Prices were briefly poised to settle at their highest since November, on the back of tightening Venezuelan supplies and signs that OPEC would continue cutting output into the second half of the year.

News that the Organization of the Petroleum Exporting Countries is “looking at more [output] cuts in the near-term took us higher late last Friday” and into Tuesday morning, said John Caruso, senior market strategist at RJO Futures.

However, “I think you've got some profits being booked” ahead of the supply reports from the American Petroleum Institute late Tuesday and Energy Information Administration early Wednesday, he said. For WTI, there's “strong overhead resistance” at $57.90.

April West Texas Intermediate crude CLJ9, +0.23%  rose 8 cents, or 0.1%, to settle at $56.87 a barrel on the New York Mercantile Exchange on Tuesday after trading as high as $57.55.

There was a brief delay to some energy futures price settlements on Nymex Tuesday, with Matt Stroud, a CME Group spokesman, citing “a technical issue.”

Global benchmark May Brent crude LCOK9, +0.18% gained 9 cents, or 0.1%, to $66.67 a barrel on ICE Futures Europe, following a high at $67.39.

Time Crude Oil Apr 2019 14 Jan 28 Jan 11 Feb 25 Feb 11 Mar US:CLJ9 $45.0 $47.5 $50.0 $52.5 $55.0 $57.5 $60.0

The EIA trimmed its forecasts for U.S. crude production for this year and next and lifted its 2019 forecasts for U.S. and global benchmark oil prices, according to its Short-term Energy Outlook report released Tuesday.

“This month's forecast for U.S. crude oil production in 2019 and 2020 decreased, but both years are still on track for new production records,” said Linda Capuano, EIA administrator, in a statement. For 2020, the EIA cut its U.S. oil output forecast by 1.3% to 13.03 million barrels a day.

“The March forecast expects the United States to become a net exporter of crude oil and petroleum products in 2020,” she added.

In reaction, Fawad Razaqzada, market analyst at Forex.com, said that although the “EIA did reduce its estimate on U.S. oil output, this was offset by the fact it also trimmed its world oil demand forecast,” so “I don't think EIA's latest projections will cause a material shift in the trend.”

A report from the International Energy Agency released Monday said the U.S. would lead the world's growth in output over the next five years.

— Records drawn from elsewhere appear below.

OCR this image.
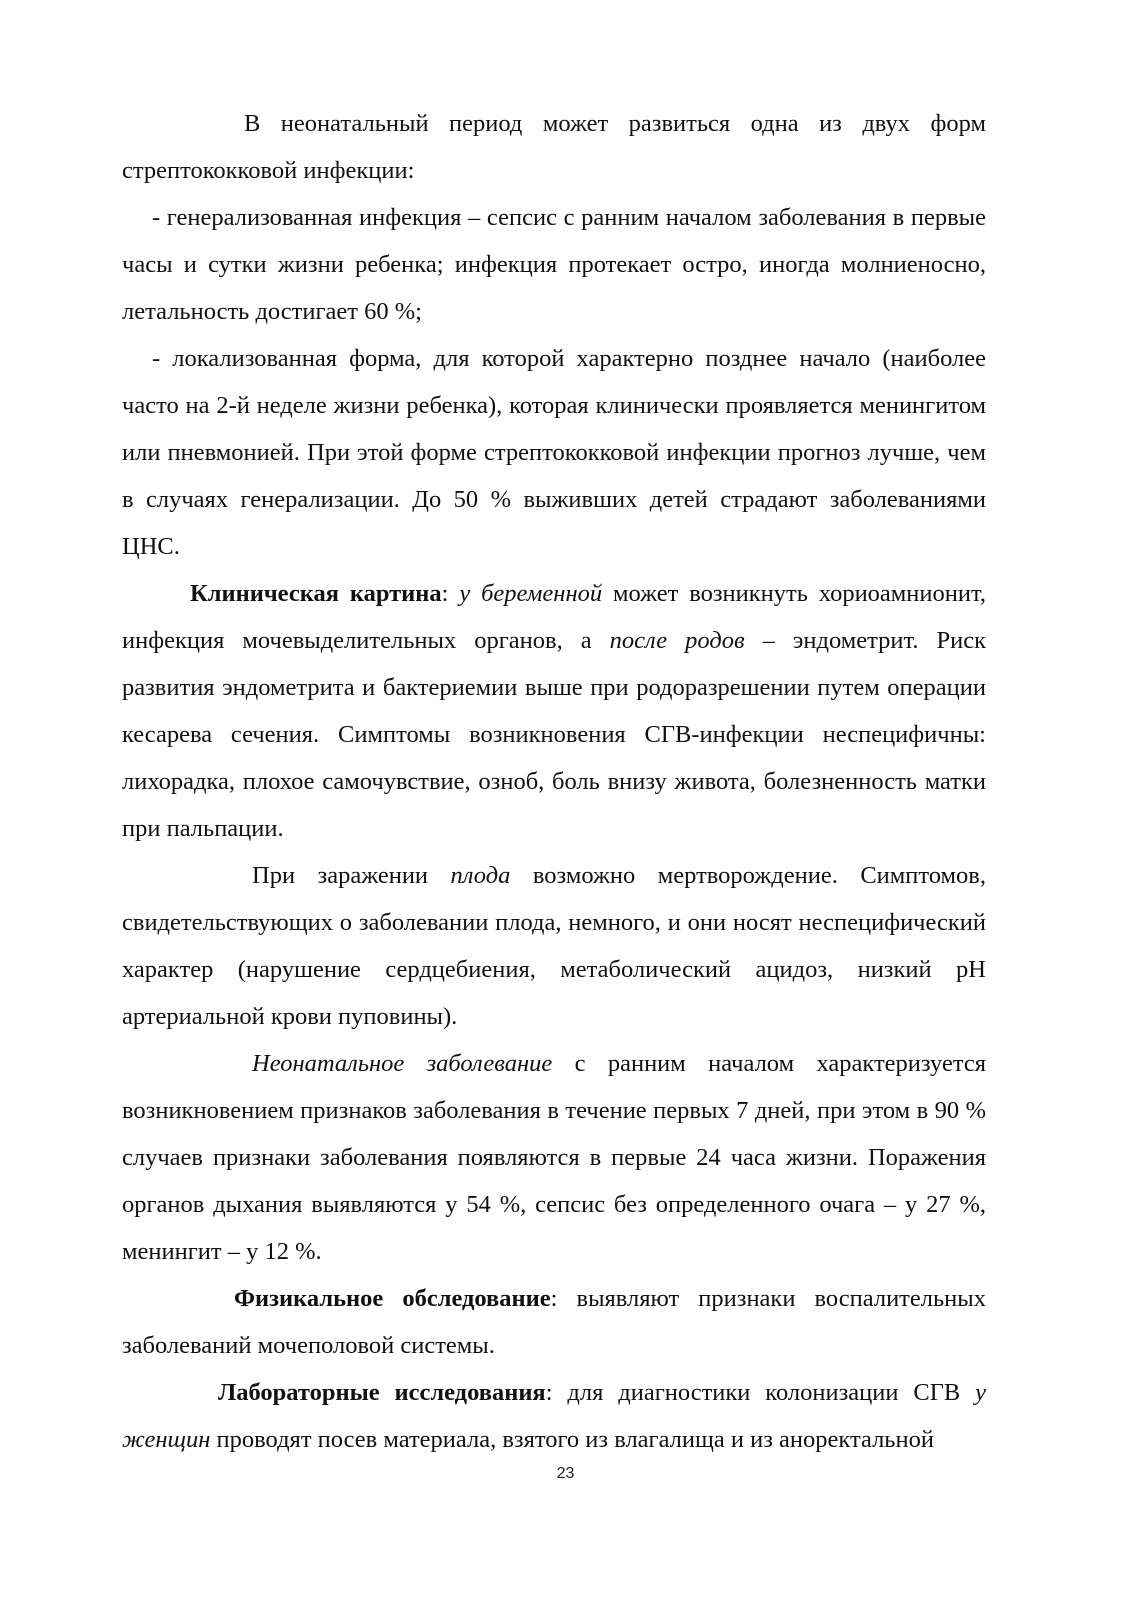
В неонатальный период может развиться одна из двух форм стрептококковой инфекции:

- генерализованная инфекция – сепсис с ранним началом заболевания в первые часы и сутки жизни ребенка; инфекция протекает остро, иногда молниеносно, летальность достигает 60 %;

- локализованная форма, для которой характерно позднее начало (наиболее часто на 2-й неделе жизни ребенка), которая клинически проявляется менингитом или пневмонией. При этой форме стрептококковой инфекции прогноз лучше, чем в случаях генерализации. До 50 % выживших детей страдают заболеваниями ЦНС.

Клиническая картина: у беременной может возникнуть хориоамнионит, инфекция мочевыделительных органов, а после родов – эндометрит. Риск развития эндометрита и бактериемии выше при родоразрешении путем операции кесарева сечения. Симптомы возникновения СГВ-инфекции неспецифичны: лихорадка, плохое самочувствие, озноб, боль внизу живота, болезненность матки при пальпации.

При заражении плода возможно мертворождение. Симптомов, свидетельствующих о заболевании плода, немного, и они носят неспецифический характер (нарушение сердцебиения, метаболический ацидоз, низкий pH артериальной крови пуповины).

Неонатальное заболевание с ранним началом характеризуется возникновением признаков заболевания в течение первых 7 дней, при этом в 90 % случаев признаки заболевания появляются в первые 24 часа жизни. Поражения органов дыхания выявляются у 54 %, сепсис без определенного очага – у 27 %, менингит – у 12 %.

Физикальное обследование: выявляют признаки воспалительных заболеваний мочеполовой системы.

Лабораторные исследования: для диагностики колонизации СГВ у женщин проводят посев материала, взятого из влагалища и из аноректальной

23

On the sidelines of the annual CERAWeek energy conference in Houston, Mohammad Barkindo, OPEC's secretary-general said Tuesday that U.S. President Donald Trump's tweets on oil prices was “one of the new additions to the list of uncertainties” facing the oil market, according to the Financial Times .

Meanwhile, a power blackout has stalled oil shipments from crisis-stricken Venezuela amid economic and political turmoil. “Venezuela's oil exports are under pressure in any case due to the U.S. sanctions against the state oil company PdVSA,” said Commerzbank in a Tuesday note.

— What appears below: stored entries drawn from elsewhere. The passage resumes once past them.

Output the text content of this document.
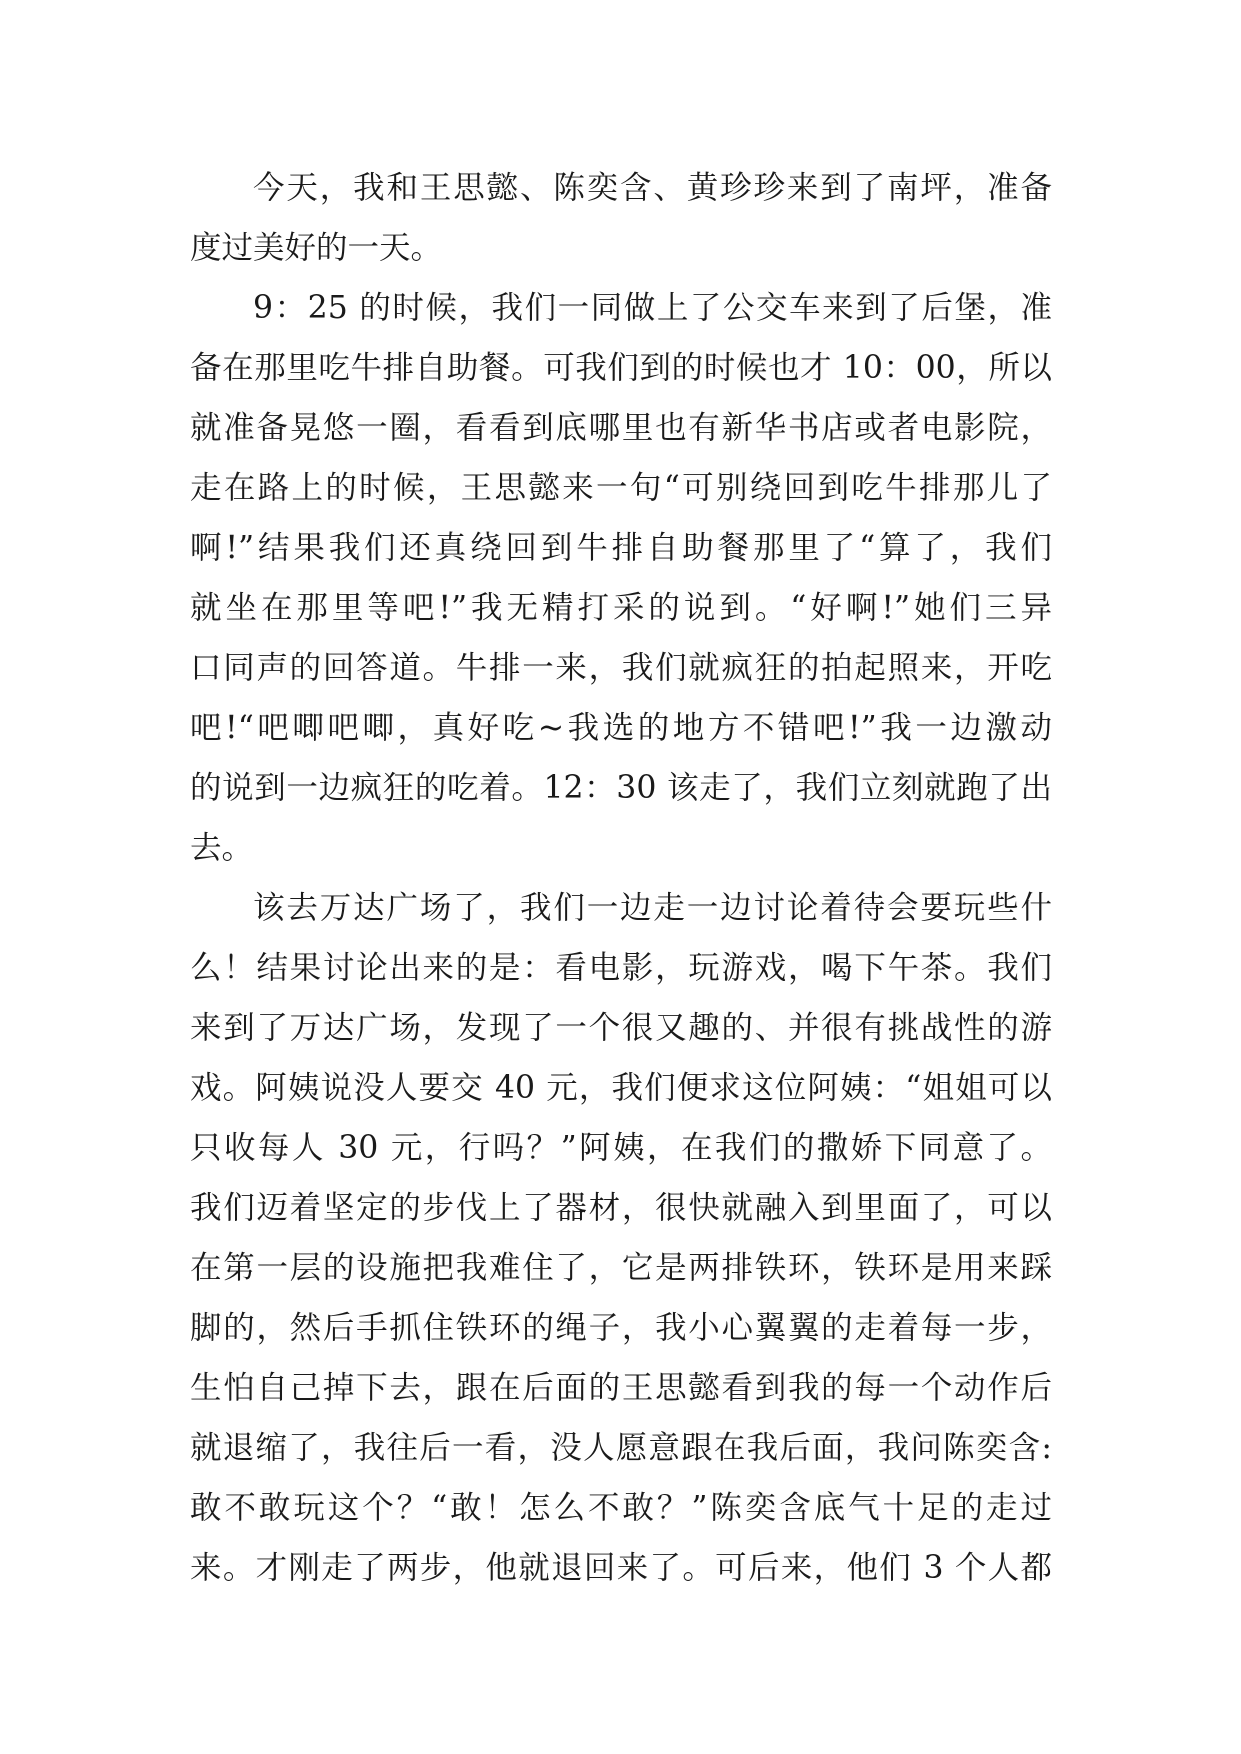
今天，我和王思懿、陈奕含、黄珍珍来到了南坪，准备
度过美好的一天。
9：25 的时候，我们一同做上了公交车来到了后堡，准
备在那里吃牛排自助餐。可我们到的时候也才 10：00，所以
就准备晃悠一圈，看看到底哪里也有新华书店或者电影院，
走在路上的时候，王思懿来一句“可别绕回到吃牛排那儿了
啊!”结果我们还真绕回到牛排自助餐那里了“算了，我们
就坐在那里等吧!”我无精打采的说到。“好啊!”她们三异
口同声的回答道。牛排一来，我们就疯狂的拍起照来，开吃
吧!“吧唧吧唧，真好吃~我选的地方不错吧!”我一边激动
的说到一边疯狂的吃着。12：30 该走了，我们立刻就跑了出
去。
该去万达广场了，我们一边走一边讨论着待会要玩些什
么！结果讨论出来的是：看电影，玩游戏，喝下午茶。我们
来到了万达广场，发现了一个很又趣的、并很有挑战性的游
戏。阿姨说没人要交 40 元，我们便求这位阿姨：“姐姐可以
只收每人 30 元，行吗？”阿姨，在我们的撒娇下同意了。
我们迈着坚定的步伐上了器材，很快就融入到里面了，可以
在第一层的设施把我难住了，它是两排铁环，铁环是用来踩
脚的，然后手抓住铁环的绳子，我小心翼翼的走着每一步，
生怕自己掉下去，跟在后面的王思懿看到我的每一个动作后
就退缩了，我往后一看，没人愿意跟在我后面，我问陈奕含:
敢不敢玩这个？“敢！怎么不敢？”陈奕含底气十足的走过
来。才刚走了两步，他就退回来了。可后来，他们 3 个人都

Annual figures from the IEA indicate that the country's crude output is expected to fall from 1.3 million barrels a day in 2018 to 750,000 barrels a day in 2019, as U.S. sanctions on Venezuela remain in place.

On Monday, oil futures rallied after Saudi Energy Minister Khalid al-Falih told Reuters on Sunday that it would be too early to change a production curb pact agreed by OPEC and its allies, which includes Russia, another major producer, before June.

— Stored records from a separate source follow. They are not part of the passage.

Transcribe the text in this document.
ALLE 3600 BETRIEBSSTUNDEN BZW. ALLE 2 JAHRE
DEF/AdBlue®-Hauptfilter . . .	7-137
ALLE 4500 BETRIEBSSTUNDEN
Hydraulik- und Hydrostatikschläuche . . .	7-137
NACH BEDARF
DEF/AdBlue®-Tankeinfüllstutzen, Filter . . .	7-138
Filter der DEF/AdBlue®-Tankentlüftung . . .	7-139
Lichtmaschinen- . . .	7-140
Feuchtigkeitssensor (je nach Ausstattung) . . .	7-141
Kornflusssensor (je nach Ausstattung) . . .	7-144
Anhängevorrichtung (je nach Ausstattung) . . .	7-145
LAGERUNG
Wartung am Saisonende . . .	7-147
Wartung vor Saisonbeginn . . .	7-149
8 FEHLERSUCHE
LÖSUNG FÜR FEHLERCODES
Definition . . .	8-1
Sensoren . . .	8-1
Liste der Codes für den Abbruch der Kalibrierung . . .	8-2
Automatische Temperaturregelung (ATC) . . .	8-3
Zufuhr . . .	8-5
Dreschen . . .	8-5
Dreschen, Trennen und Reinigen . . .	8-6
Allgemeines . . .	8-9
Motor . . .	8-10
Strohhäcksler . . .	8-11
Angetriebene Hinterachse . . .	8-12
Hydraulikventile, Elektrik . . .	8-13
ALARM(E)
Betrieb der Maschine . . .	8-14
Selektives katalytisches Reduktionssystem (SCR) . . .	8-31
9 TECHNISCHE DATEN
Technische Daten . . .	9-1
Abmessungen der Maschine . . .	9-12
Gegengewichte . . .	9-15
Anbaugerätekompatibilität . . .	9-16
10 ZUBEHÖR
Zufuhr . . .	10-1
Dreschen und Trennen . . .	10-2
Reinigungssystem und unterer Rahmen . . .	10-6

The OPEC/non-OPEC Joint Ministerial Monitoring Committee, or JMMC, which monitors compliance with output reductions, is scheduled to meet in Azerbaijan on March 18. OPEC's next scheduled meeting will be held on April 17-18.

Monthly oil reports are also due from OPEC on Thursday and the IEA on Friday.

Separately, the EIA will issue its weekly petroleum supply data early Wednesday, with the API reporting its own figures late Tuesday. Analysts polled by S&P Platts expect the report to show, on average, a rise of 3.3 million cubic feet in crude stockpiles for the week ended March 8. They also forecast supply declines of 3.5 million barrels for gasoline and 2.5 million barrels for distillates, which include heating oil.

On Nymex Tuesday, April gasoline RBJ9, -0.53%  ended at $1.816 a gallon, down 0.6%, while April heating oil HOJ9, -0.44%  lost 0.4% to $1.986 a gallon. April natural gas NGJ19, +0.79%  rose 0.4% to $2.784 per million British thermal units.